Почему-то было неуютно присутствовать при демонстрации покупательской способности богатого родственника, в моих глазах это выглядело именно так. И хотя моя семья далеко не бедствовала, позволить себе машину стоимостью в несколько миллионов мы не могли.

– Завтра повезёшь Раю в университет на железном коне, – белозубо оскалившись, заявил Артур и довольно похлопал ладонью по капоту. – Зачем мёрзнуть? Правда, Рая?
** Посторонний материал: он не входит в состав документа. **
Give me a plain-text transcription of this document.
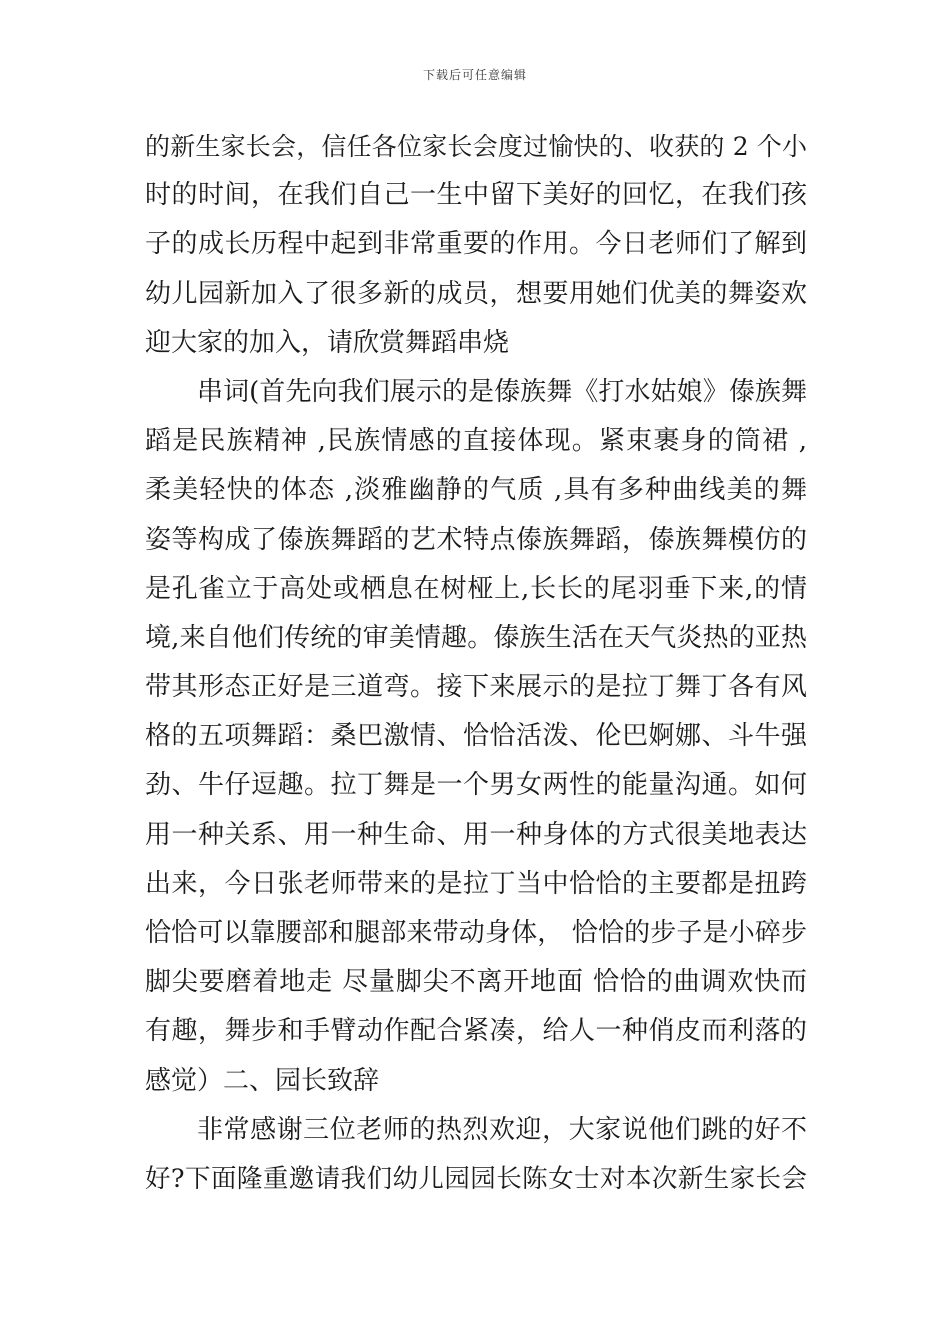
下载后可任意编辑
的新生家长会，信任各位家长会度过愉快的、收获的 2 个小
时的时间，在我们自己一生中留下美好的回忆，在我们孩
子的成长历程中起到非常重要的作用。今日老师们了解到
幼儿园新加入了很多新的成员，想要用她们优美的舞姿欢
迎大家的加入，请欣赏舞蹈串烧
串词(首先向我们展示的是傣族舞《打水姑娘》傣族舞
蹈是民族精神 ,民族情感的直接体现。紧束裹身的筒裙 ,
柔美轻快的体态 ,淡雅幽静的气质 ,具有多种曲线美的舞
姿等构成了傣族舞蹈的艺术特点傣族舞蹈，傣族舞模仿的
是孔雀立于高处或栖息在树桠上,长长的尾羽垂下来,的情
境,来自他们传统的审美情趣。傣族生活在天气炎热的亚热
带其形态正好是三道弯。接下来展示的是拉丁舞丁各有风
格的五项舞蹈：桑巴激情、恰恰活泼、伦巴婀娜、斗牛强
劲、牛仔逗趣。拉丁舞是一个男女两性的能量沟通。如何
用一种关系、用一种生命、用一种身体的方式很美地表达
出来，今日张老师带来的是拉丁当中恰恰的主要都是扭跨
恰恰可以靠腰部和腿部来带动身体， 恰恰的步子是小碎步
脚尖要磨着地走 尽量脚尖不离开地面 恰恰的曲调欢快而
有趣，舞步和手臂动作配合紧凑，给人一种俏皮而利落的
感觉）二、园长致辞
非常感谢三位老师的热烈欢迎，大家说他们跳的好不
好?下面隆重邀请我们幼儿园园长陈女士对本次新生家长会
– Да тут всего несколько остановок… – попыталась сопротивляться я, но увидев странный блеск в карих глазах, осеклась.

– Отвезу, без вопросов, – согласился Влад.

– Тебе хоть понравился подарок?

– Спрашиваешь! Конечно, просто очень неожиданно…

– Ну и отлично! Давайте за стол что ли вернёмся, а то мороз приличный. – Артур плотнее запахнул полы чёрного пальто и указал рукой в сторону подъезда.

Дальше вечер шёл тихо, без потрясений. Я успокоилась, позволила себе шутить и смеяться в приятной компании, наслаждаться обществом людей, ставших мне небезразличными. Артур к моей нескрываемой радости потерял ко мне интерес, ударившись в обсуждение своего бизнеса с отцом Влада. Ольга Дмитриевна рассказала много историй из детства моего парня, заставив моё сердце сжиматься от нежности, а Влад весело комментировал каждую свою детскую выходку.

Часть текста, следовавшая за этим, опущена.